"Je vais dire les choses très clairement : l'Assurance maladie ne lâchera pas les [infirmières] Asalée. Elle souhaite la pérennité de ce dispositif, elle y croit et continue à y croire aujourd'hui (…) Dès que nous pourrons rétablir les financements avec l'association, nous le ferons." Ce samedi après-midi, en séance de clôture de la 14e édition des Rencontres nationales AVEC les équipes, Thomas Fatôme a tenu à rassurer, sentant "un peu d'émotion dans la salle" qui comptait plus de 1.900 professionnels de maisons de santé. En effet, après l'annonce de la cessation de paiement par l'association Asalée jeudi soir, patients, infirmières et médecins se trouvent dans une situation complexe, dont l’issue repose désormais sur les arbitrages du tribunal judiciaire.
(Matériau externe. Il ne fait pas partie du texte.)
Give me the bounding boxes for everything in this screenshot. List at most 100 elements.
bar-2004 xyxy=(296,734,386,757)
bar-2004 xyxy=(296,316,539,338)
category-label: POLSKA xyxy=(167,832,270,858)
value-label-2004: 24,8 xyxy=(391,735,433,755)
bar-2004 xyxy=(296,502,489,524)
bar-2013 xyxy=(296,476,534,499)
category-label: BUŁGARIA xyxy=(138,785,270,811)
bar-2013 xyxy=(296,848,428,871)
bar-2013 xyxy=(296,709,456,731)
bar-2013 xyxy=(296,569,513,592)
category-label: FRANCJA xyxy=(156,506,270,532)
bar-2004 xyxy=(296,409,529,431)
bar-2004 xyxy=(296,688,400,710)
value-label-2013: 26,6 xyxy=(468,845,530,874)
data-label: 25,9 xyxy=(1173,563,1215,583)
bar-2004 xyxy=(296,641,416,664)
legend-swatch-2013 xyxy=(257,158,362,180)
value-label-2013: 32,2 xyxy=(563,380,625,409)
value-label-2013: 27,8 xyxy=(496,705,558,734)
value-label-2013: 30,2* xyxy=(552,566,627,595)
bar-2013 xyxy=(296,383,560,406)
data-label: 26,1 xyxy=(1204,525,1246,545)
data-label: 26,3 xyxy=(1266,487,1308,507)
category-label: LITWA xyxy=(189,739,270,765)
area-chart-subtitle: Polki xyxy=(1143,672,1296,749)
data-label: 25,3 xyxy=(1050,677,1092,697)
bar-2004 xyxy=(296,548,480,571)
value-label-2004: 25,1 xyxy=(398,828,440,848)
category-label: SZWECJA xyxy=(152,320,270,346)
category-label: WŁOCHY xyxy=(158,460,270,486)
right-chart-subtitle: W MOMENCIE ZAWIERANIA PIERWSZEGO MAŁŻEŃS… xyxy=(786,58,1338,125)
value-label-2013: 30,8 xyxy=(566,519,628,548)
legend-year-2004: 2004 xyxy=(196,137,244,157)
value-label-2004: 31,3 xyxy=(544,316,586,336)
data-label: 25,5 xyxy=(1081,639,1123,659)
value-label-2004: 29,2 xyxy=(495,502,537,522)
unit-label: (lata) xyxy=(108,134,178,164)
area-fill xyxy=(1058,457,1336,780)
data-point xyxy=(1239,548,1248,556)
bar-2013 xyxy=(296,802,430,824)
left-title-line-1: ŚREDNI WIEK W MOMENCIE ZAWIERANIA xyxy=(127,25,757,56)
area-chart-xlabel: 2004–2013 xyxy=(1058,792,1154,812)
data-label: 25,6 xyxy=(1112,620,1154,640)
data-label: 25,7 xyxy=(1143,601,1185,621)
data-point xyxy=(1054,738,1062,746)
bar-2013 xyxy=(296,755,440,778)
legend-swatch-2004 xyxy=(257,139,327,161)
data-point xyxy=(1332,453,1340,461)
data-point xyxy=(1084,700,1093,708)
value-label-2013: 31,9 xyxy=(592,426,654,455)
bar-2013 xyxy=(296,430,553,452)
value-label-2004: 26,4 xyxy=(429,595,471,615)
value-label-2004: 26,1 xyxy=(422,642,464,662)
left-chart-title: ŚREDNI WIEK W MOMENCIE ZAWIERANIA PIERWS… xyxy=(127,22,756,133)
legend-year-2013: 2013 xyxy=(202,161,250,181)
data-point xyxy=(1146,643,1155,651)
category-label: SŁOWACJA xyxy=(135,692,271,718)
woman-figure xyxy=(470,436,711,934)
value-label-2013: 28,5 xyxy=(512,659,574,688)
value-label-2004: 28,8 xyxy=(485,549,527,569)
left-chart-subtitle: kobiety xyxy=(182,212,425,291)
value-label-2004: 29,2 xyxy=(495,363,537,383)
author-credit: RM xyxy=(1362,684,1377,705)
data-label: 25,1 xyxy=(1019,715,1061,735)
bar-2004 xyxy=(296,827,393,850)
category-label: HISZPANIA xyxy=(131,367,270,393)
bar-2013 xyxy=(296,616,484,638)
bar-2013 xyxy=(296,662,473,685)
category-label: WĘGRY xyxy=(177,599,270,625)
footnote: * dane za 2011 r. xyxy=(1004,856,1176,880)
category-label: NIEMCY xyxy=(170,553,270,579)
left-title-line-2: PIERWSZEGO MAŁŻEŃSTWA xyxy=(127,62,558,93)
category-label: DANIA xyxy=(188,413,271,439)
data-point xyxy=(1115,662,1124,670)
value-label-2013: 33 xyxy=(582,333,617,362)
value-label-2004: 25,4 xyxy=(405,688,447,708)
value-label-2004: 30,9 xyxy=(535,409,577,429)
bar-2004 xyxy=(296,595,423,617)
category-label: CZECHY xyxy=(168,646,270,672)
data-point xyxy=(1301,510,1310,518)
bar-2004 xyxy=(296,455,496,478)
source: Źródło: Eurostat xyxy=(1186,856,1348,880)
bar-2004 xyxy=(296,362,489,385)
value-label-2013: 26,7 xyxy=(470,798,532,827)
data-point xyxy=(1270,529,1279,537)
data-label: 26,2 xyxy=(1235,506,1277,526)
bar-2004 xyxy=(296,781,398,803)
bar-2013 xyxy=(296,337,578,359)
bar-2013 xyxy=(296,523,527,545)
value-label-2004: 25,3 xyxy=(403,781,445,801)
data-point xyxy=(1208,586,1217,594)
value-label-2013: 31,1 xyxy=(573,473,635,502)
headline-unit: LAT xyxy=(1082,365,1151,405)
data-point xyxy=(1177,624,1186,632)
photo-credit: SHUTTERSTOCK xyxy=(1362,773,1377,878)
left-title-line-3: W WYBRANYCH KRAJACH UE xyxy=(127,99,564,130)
Les attentes étaient donc fortes – et le restent – et tout au long des Rencontres, les différents intervenants ont tenu à réitérer leur "soutien". A l'instar des deux co-présidentes de la FMPS Centre-Val de Loire – organisatrices des prochaines Rencontres 2027 – qui ont lancé un "cœur cœur" aux "plus de 1.000 infirmières Asalée" qui exercent en MSP. 
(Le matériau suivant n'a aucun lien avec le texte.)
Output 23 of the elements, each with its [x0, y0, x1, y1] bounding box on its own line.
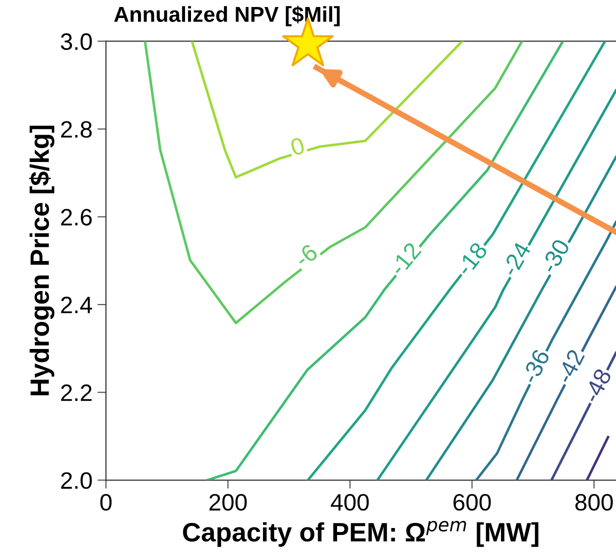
annotation: -42 — [555, 348, 585, 384]
y-tick-label: 2.6 — [61, 208, 92, 226]
annotation: -48 — [586, 368, 612, 402]
annotation: -30 — [540, 238, 570, 274]
annotation: -24 — [500, 240, 532, 278]
y-tick-label: 2.4 — [61, 296, 92, 314]
annotation: -36 — [520, 348, 550, 384]
y-axis-title: Hydrogen Price [$/kg] — [29, 126, 54, 396]
x-tick-label: 0 — [100, 494, 112, 511]
annotation: 0 — [290, 136, 306, 156]
annotation: -12 — [388, 241, 422, 276]
x-axis-title: Capacity of PEM: Ω$^{pem}$ [MW] — [183, 520, 538, 547]
x-tick-label: 400 — [330, 494, 369, 511]
y-tick-label: 2.0 — [61, 472, 92, 489]
y-tick-label: 2.2 — [61, 384, 92, 401]
annotation: -18 — [455, 241, 488, 277]
y-tick-label: 2.8 — [61, 121, 92, 138]
annotation: -6 — [293, 243, 319, 268]
y-tick-label: 3.0 — [60, 33, 92, 50]
x-tick-label: 800 — [575, 494, 613, 511]
chart-title: Annualized NPV [$Mil] — [114, 6, 340, 26]
x-tick-label: 600 — [454, 494, 491, 511]
x-tick-label: 200 — [209, 494, 247, 511]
Développement des maisons de santé et des centres de santé, déploiement des CPTS, label France Santé "Dans un paysage en perpétuelle recomposition, quel est l'avenir de la place de l'équipe pluriprofessionnelle ?", a lancé Sylvain Fonte, modérateur de cette plénière de clôture. Intervenant à distance, le directeur général de l'Assurance maladie a rappelé que "plus de 2.300 MSP" ont signé l'ACI et qu'"en moyenne, aujourd'hui une maison de santé, c'est 17 professionnels de santé" 


crédit : K.R.
 


Et le directeur général de la Cnam a précisé que la notion de partage de compétences, déjà présente dans l'ACI actuel, se décline dans la nouvelle négo récemment lancée : protocoles pluriprofessionnels ("On veut que ce soit peut-être moins une case à cocher qu'un véritable projet", a-t-il assuré), infirmière de coordination et de parcours ("dans la construction des équipes, pour faire de l'éducation thérapeutique, de la prévention, des soins non programmés"), l'article 51 Ipep ("derrière cette logique, c'est la recommandation de ce que le travail en équipe peut produire") ou encore file active d'équipe ("L'Assurance maladie a toujours cru au médecin traitant mais elle souhaite reconnaitre la prise en charge coordonnée Ce n'est pas simplement une reconnaissance verbale, c'est une reconnaissance financière qu'on souhaite poser"). Autant d'"exemples" qui démontrent qu'"on est en situation de reconnaître ce partage des compétences, cet investissement d'une équipe, cette pluriprofessionnalité", a insisté Thomas Fatôme, ajoutant qu'"avec l'opportunité qu'offre France Santé, des moyens supplémentaires également, on pourra aller plus loin dans les équipes que vous portez depuis longtemps".